Les taux d’initiation aux statines étaient considérablement plus faibles chez les patients atteints de dermatomyosite/polymyosite avec hyperlipidémie (DM/PM-HLD) que chez ceux atteints de polyarthrite rhumatoïde avec hyperlipidémie (RA-HLD), selon les résultats de l’étude présentés à l’American College of Rheumatology (ACR) 2023. Réunion annuelle, tenue du 10 au 15 novembre à San Diego, Californie.
Bien que le traitement par statines soit cardioprotecteur chez les patients atteints de PR, certains cliniciens hésitent à les prescrire aux patients atteints de DM/PM-HLD et de myopathie associée, en raison de préoccupations concernant la myosite liée aux statines.
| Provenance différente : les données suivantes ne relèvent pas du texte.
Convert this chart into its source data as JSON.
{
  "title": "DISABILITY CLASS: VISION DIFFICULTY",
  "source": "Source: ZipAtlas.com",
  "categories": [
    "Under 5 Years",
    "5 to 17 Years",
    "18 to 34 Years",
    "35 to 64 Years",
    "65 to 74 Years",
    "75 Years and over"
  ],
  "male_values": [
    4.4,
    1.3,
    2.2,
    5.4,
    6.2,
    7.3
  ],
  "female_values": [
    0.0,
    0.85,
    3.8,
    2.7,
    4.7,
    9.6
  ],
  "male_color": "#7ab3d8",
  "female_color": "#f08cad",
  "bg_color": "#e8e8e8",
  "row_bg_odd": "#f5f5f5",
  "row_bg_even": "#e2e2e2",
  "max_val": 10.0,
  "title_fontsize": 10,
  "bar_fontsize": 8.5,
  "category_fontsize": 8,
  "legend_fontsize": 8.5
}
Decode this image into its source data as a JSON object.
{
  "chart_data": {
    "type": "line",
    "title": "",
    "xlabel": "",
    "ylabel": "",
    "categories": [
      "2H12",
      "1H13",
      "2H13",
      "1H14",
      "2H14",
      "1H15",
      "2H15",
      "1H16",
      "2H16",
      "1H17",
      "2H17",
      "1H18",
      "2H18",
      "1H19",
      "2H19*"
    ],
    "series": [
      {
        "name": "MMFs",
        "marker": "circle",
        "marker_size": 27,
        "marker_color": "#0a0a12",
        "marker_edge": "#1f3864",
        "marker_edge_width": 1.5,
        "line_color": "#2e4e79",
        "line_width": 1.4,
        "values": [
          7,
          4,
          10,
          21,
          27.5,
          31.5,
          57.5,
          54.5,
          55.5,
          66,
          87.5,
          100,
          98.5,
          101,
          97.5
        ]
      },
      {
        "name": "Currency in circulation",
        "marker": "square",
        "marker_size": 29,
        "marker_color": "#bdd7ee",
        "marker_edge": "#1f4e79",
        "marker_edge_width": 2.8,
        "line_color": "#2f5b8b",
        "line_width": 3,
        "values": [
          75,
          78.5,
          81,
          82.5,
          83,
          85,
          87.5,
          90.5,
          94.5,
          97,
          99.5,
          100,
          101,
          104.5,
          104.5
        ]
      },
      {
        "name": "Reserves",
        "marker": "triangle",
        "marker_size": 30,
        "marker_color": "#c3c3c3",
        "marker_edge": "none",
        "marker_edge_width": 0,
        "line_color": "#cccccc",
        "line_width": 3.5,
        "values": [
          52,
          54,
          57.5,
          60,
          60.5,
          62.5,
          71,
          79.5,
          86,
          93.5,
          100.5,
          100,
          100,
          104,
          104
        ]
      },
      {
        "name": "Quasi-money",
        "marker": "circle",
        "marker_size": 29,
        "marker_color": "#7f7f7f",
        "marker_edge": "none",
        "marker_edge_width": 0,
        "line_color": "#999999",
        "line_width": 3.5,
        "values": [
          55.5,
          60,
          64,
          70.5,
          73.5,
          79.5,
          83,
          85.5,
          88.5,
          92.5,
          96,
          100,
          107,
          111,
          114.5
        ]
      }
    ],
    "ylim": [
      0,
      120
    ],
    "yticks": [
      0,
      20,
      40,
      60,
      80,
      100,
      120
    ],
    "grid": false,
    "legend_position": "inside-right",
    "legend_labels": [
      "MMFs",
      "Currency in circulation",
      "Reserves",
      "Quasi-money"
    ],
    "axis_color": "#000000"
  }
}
Pour mesurer et comparer les taux d’initiation d’un traitement par statines chez les patients atteints de RA-HLD et de DM/PM-HLD, des chercheurs de l’hôpital universitaire Thomas Jefferson de Philadelphie, en Pennsylvanie, ont mené une étude de cohorte rétrospective.
Les chercheurs ont utilisé les données électroniques des dossiers de santé du réseau de recherche TriNetX pour déterminer si un diagnostic de DM/PM conduit à une sous-utilisation des statines.
Les patients diagnostiqués avec HLD suite à un diagnostic initial de PR ou de DM/PM un jour à 5 ans auparavant ont été inclus dans l’analyse. Tous les patients prenaient des médicaments immunosuppresseurs et ceux diagnostiqués avec une maladie auto-immune supplémentaire ou traités avec des médicaments hypolipidémiants autres que les statines ont été exclus.
Au total, 16 590 patients atteints de RA-HLD et 576 patients atteints de DM/PM-HLD traités entre 2018 et 2023 ont été inclus dans l’analyse.
Au moment du diagnostic HLD, l’âge moyen des patients dans le groupe RA-HLD et dans le groupe DM/PM-HLD était respectivement de 62 ans et 58 ans. Les deux groupes étaient composés principalement de femmes et la majorité des patients étaient blancs. La proportion de patients noirs et asiatiques était plus élevée dans le groupe DM/PM-HLD que dans le groupe RA-HLD.
En excluant les patients recevant déjà un traitement par statine, l’instauration d’un statine le traitement était plus élevé dans le groupe RA-HLD que dans le groupe DM/PM-HLD (20,6 % contre 12,4 %, respectivement ; IC à 95 %, 4,96 % – 11,46 % ; P. <.0001). Cette tendance a persisté après l'appariement des scores de propension, avec des taux d'initiation aux statines de 19,6 % dans le groupe RA-HLD et de 12,0 % dans le groupe DM/PM-HLD (IC à 95 % : 2,51 % - 12,61 % ; P. =.003).
L’utilisation de l’atorvastatine était plus fréquente dans le groupe RA-HLD que dans le groupe DM/PM-HLD (13,0 % contre 8,50 %, respectivement), tandis que l’utilisation de fluvastatine était plus fréquente dans le groupe DM/PM-HLD que dans le groupe DM/PM-HLD. RA-Groupe HLD (respectivement 1,73 % contre 0,60 %).
Ni la simvastatine ni la pitavastatine n’ont été utilisées par les patients atteints de DM/PM-HLD, bien que des taux similaires d’utilisation de pravastatine, de rosuvastatine et de lovastatine aient été observés entre les deux groupes.
Les résultats de cette analyse ont été limités par l’utilisation d’une base de données électronique sur les dossiers de santé.
Les auteurs de l’étude ont conclu : « Ces résultats soulignent le besoin urgent d’une meilleure évaluation du risque de maladie cardiovasculaire et du développement de lignes directrices pour cibler les patients DM/PM-HLD. Les recherches futures devraient explorer les facteurs contribuant à ce sous-traitement et évaluer les risques et les avantages potentiels de l’utilisation des statines dans cette population de patients unique.